Reviews every PR consistently, no reviewer fatigue
Catches security patterns human reviewers often miss
Available instantly, no waiting for reviewer availability
Cost per review is negligible ($0.002 with Haiku)

Limitations:

Cannot understand business context or product requirements
May flag intentional patterns as issues
Cannot review architectural decisions or system design
Requires periodic prompt tuning as your codebase evolves

The best approach combines AI review for mechanical checks (security, error handling, performance) with human review for architecture, readability, and business logic.

Built by theluckystrike — More at zovo.one

Frequently Asked Questions

How long does it take to build an ai code review?

For a straightforward setup, expect 30 minutes to 2 hours depending on your familiarity with the tools involved. Complex configurations with custom requirements may take longer. Having your credentials and environment ready before starting saves significant time.

What are the most common mistakes to avoid?

The most frequent issues are skipping prerequisite steps, using outdated package versions, and not reading error messages carefully. Follow the steps in order, verify each one works before moving on, and check the official documentation if something behaves unexpectedly.

Do I need prior experience to follow this guide?

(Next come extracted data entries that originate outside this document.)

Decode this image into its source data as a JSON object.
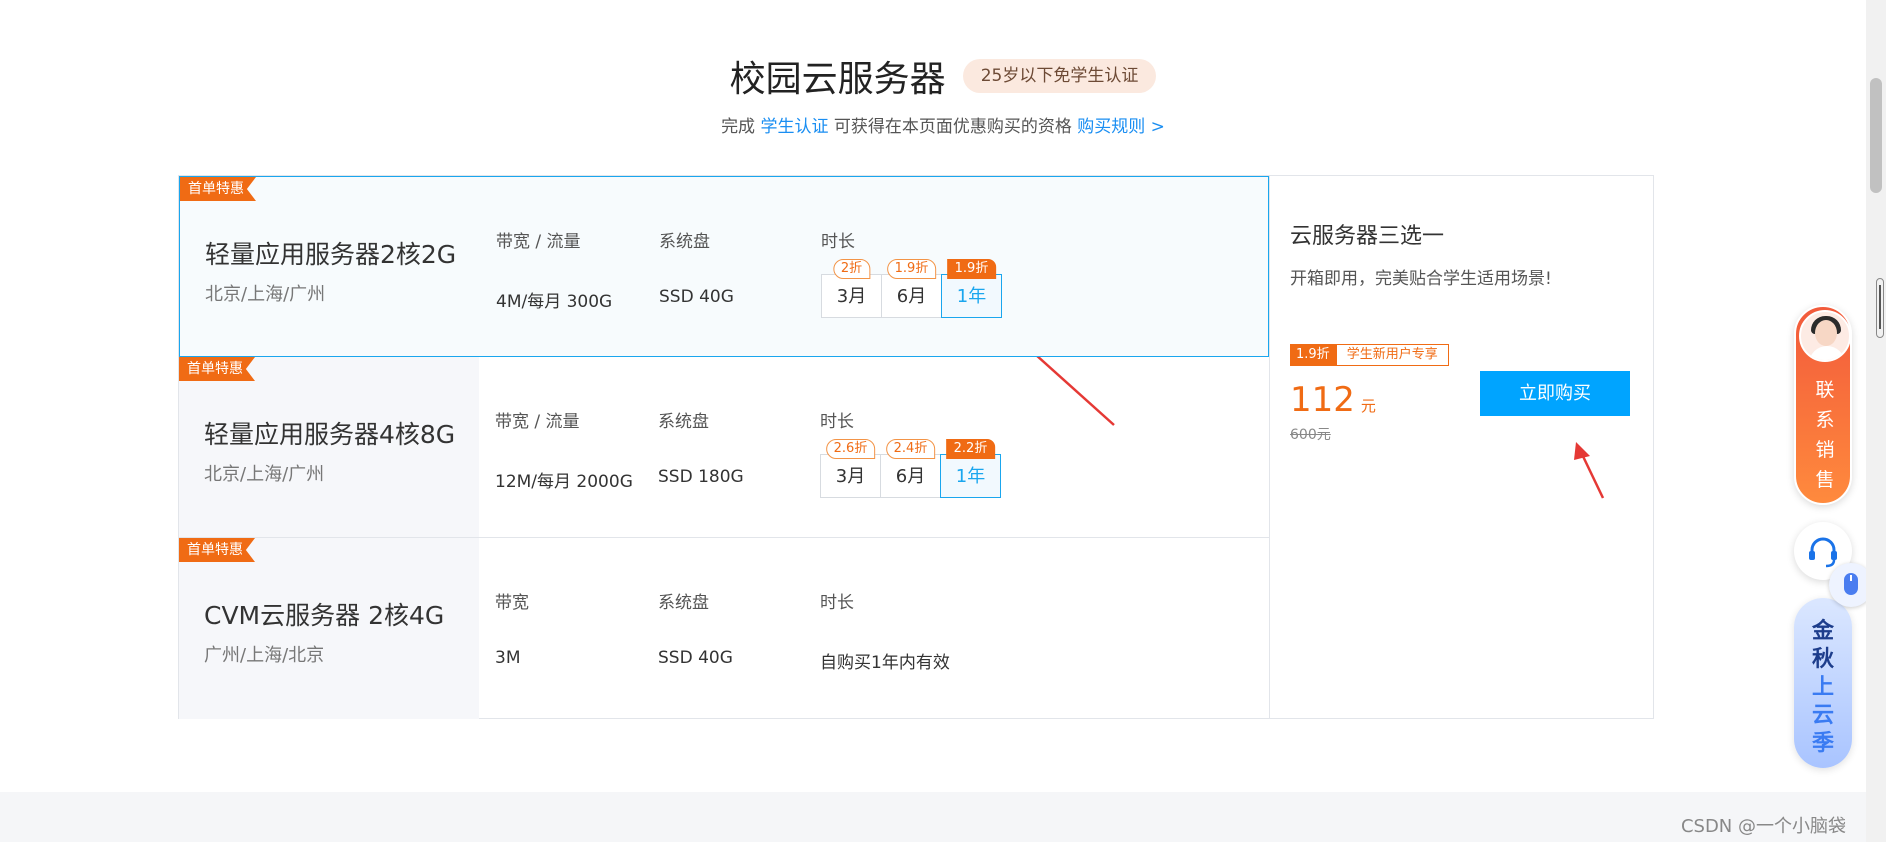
{
  "header": {
    "title": "校园云服务器",
    "age_badge": "25岁以下免学生认证",
    "subtitle_prefix": "完成",
    "subtitle_link": "学生认证",
    "subtitle_middle": "可获得在本页面优惠购买的资格",
    "rules_link": "购买规则 >"
  },
  "products": [
    {
      "ribbon": "首单特惠",
      "name": "轻量应用服务器2核2G",
      "region": "北京/上海/广州",
      "bandwidth_header": "带宽 / 流量",
      "bandwidth_value": "4M/每月 300G",
      "disk_header": "系统盘",
      "disk_value": "SSD 40G",
      "duration_header": "时长",
      "durations": [
        {
          "label": "3月",
          "discount": "2折"
        },
        {
          "label": "6月",
          "discount": "1.9折"
        },
        {
          "label": "1年",
          "discount": "1.9折"
        }
      ]
    },
    {
      "ribbon": "首单特惠",
      "name": "轻量应用服务器4核8G",
      "region": "北京/上海/广州",
      "bandwidth_header": "带宽 / 流量",
      "bandwidth_value": "12M/每月 2000G",
      "disk_header": "系统盘",
      "disk_value": "SSD 180G",
      "duration_header": "时长",
      "durations": [
        {
          "label": "3月",
          "discount": "2.6折"
        },
        {
          "label": "6月",
          "discount": "2.4折"
        },
        {
          "label": "1年",
          "discount": "2.2折"
        }
      ]
    },
    {
      "ribbon": "首单特惠",
      "name": "CVM云服务器 2核4G",
      "region": "广州/上海/北京",
      "bandwidth_header": "带宽",
      "bandwidth_value": "3M",
      "disk_header": "系统盘",
      "disk_value": "SSD 40G",
      "duration_header": "时长",
      "duration_value": "自购买1年内有效"
    }
  ],
  "side": {
    "title": "云服务器三选一",
    "desc": "开箱即用，完美贴合学生适用场景!",
    "tag_discount": "1.9折",
    "tag_user": "学生新用户专享",
    "price": "112",
    "price_unit": "元",
    "old_price": "600元",
    "buy_button": "立即购买"
  },
  "floating": {
    "sales_text": "联系销售",
    "promo_line1": "金秋",
    "promo_line2": "上云季"
  },
  "watermark": "CSDN @一个小脑袋",
  "colors": {
    "accent_orange": "#f06b14",
    "accent_blue": "#00a4ff",
    "link_blue": "#1a8ef2"
  }
}
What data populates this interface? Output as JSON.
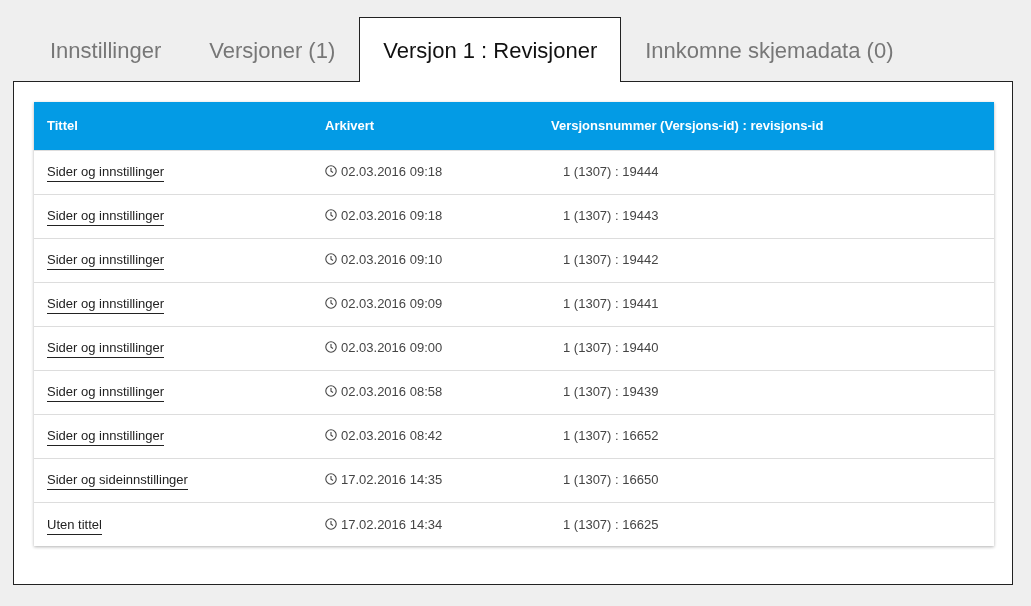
{
  "tabs": [
    {
      "label": "Innstillinger",
      "selected": false
    },
    {
      "label": "Versjoner (1)",
      "selected": false
    },
    {
      "label": "Versjon 1 : Revisjoner",
      "selected": true
    },
    {
      "label": "Innkomne skjemadata (0)",
      "selected": false
    }
  ],
  "table": {
    "columns": [
      "Tittel",
      "Arkivert",
      "Versjonsnummer (Versjons-id) : revisjons-id"
    ],
    "rows": [
      {
        "title": "Sider og innstillinger",
        "archived": "02.03.2016 09:18",
        "version": "1 (1307) : 19444"
      },
      {
        "title": "Sider og innstillinger",
        "archived": "02.03.2016 09:18",
        "version": "1 (1307) : 19443"
      },
      {
        "title": "Sider og innstillinger",
        "archived": "02.03.2016 09:10",
        "version": "1 (1307) : 19442"
      },
      {
        "title": "Sider og innstillinger",
        "archived": "02.03.2016 09:09",
        "version": "1 (1307) : 19441"
      },
      {
        "title": "Sider og innstillinger",
        "archived": "02.03.2016 09:00",
        "version": "1 (1307) : 19440"
      },
      {
        "title": "Sider og innstillinger",
        "archived": "02.03.2016 08:58",
        "version": "1 (1307) : 19439"
      },
      {
        "title": "Sider og innstillinger",
        "archived": "02.03.2016 08:42",
        "version": "1 (1307) : 16652"
      },
      {
        "title": "Sider og sideinnstillinger",
        "archived": "17.02.2016 14:35",
        "version": "1 (1307) : 16650"
      },
      {
        "title": "Uten tittel",
        "archived": "17.02.2016 14:34",
        "version": "1 (1307) : 16625"
      }
    ]
  }
}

Basic familiarity with the relevant tools and command line is helpful but not strictly required. Each step is explained with context. If you get stuck, the official documentation for each tool covers fundamentals that may fill in knowledge gaps.

Is this approach secure enough for production?

The patterns shown here follow standard practices, but production deployments need additional hardening. Add rate limiting, input validation, proper secret management, and monitoring before going live. Consider a security review if your application handles sensitive user data.

Where can I get help if I run into issues?

Start with the official documentation for each tool mentioned. Stack Overflow and GitHub Issues are good next steps for specific error messages. Community forums and Discord servers for the relevant tools often have active members who can help with setup problems.